Oui, enfin, si le prix du baril de pétrole reste au niveau actuel. S'il remonte, et le prix du gaz en Europe et en Asie avec, il y aura peut-être un spread à saisir. L'autre partie de l'équation à ne pas négliger, c'est la hausse de la demande de gaz naturel aux Etats-Unis, bien réelle. On voit déjà énormément de centrales se convertir du charbon au gaz, moins cher et plus écologique. Avec des prix bas en plus des exportations vers le Mexique et les nombreuses industries pétrochimiques qui s'installent en Amérique du Nord, la tendance est a priori partie pour durer.

Toi qui es un spécialiste du oil & gas, tu dois être aux anges : j'imagine que le secteur regorge d'opportunités d'investissement ces temps-ci.
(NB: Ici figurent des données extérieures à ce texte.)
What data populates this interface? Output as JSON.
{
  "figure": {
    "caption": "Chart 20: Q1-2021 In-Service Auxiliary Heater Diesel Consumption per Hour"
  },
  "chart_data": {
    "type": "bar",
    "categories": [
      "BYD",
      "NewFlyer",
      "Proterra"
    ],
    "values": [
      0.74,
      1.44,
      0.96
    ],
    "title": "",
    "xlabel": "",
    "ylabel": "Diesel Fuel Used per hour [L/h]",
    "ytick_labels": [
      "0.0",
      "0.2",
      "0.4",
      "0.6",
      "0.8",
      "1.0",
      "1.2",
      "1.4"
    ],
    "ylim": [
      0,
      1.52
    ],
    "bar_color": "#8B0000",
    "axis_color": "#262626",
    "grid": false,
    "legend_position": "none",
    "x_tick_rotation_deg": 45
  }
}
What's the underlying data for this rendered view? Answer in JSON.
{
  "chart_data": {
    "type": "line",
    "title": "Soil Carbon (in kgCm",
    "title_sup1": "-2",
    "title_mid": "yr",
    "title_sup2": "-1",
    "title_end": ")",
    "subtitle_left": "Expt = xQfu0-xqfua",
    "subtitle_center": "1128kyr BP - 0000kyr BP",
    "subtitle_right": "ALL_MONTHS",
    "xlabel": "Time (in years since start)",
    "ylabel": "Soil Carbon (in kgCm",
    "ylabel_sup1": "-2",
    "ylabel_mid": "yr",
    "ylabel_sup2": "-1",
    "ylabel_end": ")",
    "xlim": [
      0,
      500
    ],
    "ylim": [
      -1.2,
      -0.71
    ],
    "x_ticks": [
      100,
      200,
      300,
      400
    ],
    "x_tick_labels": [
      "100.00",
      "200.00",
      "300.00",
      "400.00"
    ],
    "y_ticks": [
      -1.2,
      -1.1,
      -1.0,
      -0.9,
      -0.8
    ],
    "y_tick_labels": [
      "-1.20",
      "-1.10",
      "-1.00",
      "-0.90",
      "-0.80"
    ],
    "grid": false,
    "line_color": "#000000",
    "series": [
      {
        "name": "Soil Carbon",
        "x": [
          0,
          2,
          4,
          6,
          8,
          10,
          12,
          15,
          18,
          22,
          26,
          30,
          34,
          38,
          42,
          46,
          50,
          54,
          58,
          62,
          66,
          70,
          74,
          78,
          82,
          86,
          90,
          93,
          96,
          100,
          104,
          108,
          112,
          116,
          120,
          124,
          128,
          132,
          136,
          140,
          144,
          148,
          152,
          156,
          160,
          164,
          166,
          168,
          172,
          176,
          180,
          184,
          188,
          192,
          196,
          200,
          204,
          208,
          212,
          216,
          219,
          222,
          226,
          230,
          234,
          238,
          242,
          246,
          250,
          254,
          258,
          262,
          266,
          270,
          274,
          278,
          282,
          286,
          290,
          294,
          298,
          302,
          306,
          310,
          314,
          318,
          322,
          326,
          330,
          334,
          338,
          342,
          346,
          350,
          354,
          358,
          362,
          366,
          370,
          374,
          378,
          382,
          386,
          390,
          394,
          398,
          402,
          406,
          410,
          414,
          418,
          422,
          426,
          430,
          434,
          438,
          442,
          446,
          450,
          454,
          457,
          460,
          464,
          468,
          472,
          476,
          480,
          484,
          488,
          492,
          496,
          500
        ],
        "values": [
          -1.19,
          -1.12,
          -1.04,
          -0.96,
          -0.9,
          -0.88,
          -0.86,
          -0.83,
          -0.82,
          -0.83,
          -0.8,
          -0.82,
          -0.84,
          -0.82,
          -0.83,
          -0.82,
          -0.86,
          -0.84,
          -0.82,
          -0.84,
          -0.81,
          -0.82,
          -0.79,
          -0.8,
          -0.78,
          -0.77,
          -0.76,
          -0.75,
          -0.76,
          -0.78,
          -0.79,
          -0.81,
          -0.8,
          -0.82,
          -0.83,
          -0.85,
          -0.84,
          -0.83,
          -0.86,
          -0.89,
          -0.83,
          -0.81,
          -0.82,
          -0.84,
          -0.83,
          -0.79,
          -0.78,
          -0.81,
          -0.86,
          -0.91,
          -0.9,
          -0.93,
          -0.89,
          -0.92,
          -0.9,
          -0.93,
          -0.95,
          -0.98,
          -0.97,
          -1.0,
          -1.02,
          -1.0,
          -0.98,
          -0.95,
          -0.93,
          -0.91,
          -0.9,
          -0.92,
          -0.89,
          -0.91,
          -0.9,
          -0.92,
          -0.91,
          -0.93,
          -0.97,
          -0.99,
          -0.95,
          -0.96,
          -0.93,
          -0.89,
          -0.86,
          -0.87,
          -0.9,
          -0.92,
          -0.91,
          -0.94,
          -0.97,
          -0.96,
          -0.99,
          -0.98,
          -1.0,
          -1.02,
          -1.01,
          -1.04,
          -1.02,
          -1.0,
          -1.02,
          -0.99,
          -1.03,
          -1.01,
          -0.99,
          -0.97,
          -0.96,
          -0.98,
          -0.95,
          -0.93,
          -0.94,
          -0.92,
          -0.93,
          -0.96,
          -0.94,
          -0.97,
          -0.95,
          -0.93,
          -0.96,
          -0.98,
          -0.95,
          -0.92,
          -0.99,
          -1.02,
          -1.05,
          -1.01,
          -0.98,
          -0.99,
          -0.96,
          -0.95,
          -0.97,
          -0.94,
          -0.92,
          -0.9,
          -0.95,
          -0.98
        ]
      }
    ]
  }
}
On le connait bien car on gérait un fonds qui lui était dédié, et qu'on a judicieusement fermé en 2013.

Timing impeccable.

Il y a une indéniable part de chance, mais on n'était franchement plus du tout à l'aise avec ce marché. On ne comprenait pas pourquoi le baril restait à un prix aussi élevé alors que la production explosait en Amérique du Nord. On savait cette croissance un peu masquée par les troubles en Lybie et les sanctions en Iran, mais nous supposions ces problèmes temporaires. La déconnexion entre le prix et la réalité nous rendait perplexes. Après, nous n'aurions clairement pas parié sur un baril à 30 dollars, ça je l'admets sans peine. La brutalité de l'effondrement a surpris tout le monde, nous les premiers. D'autant qu'il y a une forte dimension politique dans le prix du baril...

C'est-à-dire ?

L'Arabie Saoudite appuie sur l'accélérateur et encourage la surproduction, avec pour conséquence un effondrement du prix beaucoup plus prononcé que ce à quoi on pouvait « normalement » s'attendre. Leur objectif économique est assumé : défendre leurs parts de marché, ralentir la production de shale [NDLR : forages de schistes] et contrarier les ambitions de l'Iran. Ils doivent contenir le problème tant qu'il est encore temps... Mais il est peut-être déjà trop tard.

Encore ce refrain ? C'est décidément la théorie en vogue...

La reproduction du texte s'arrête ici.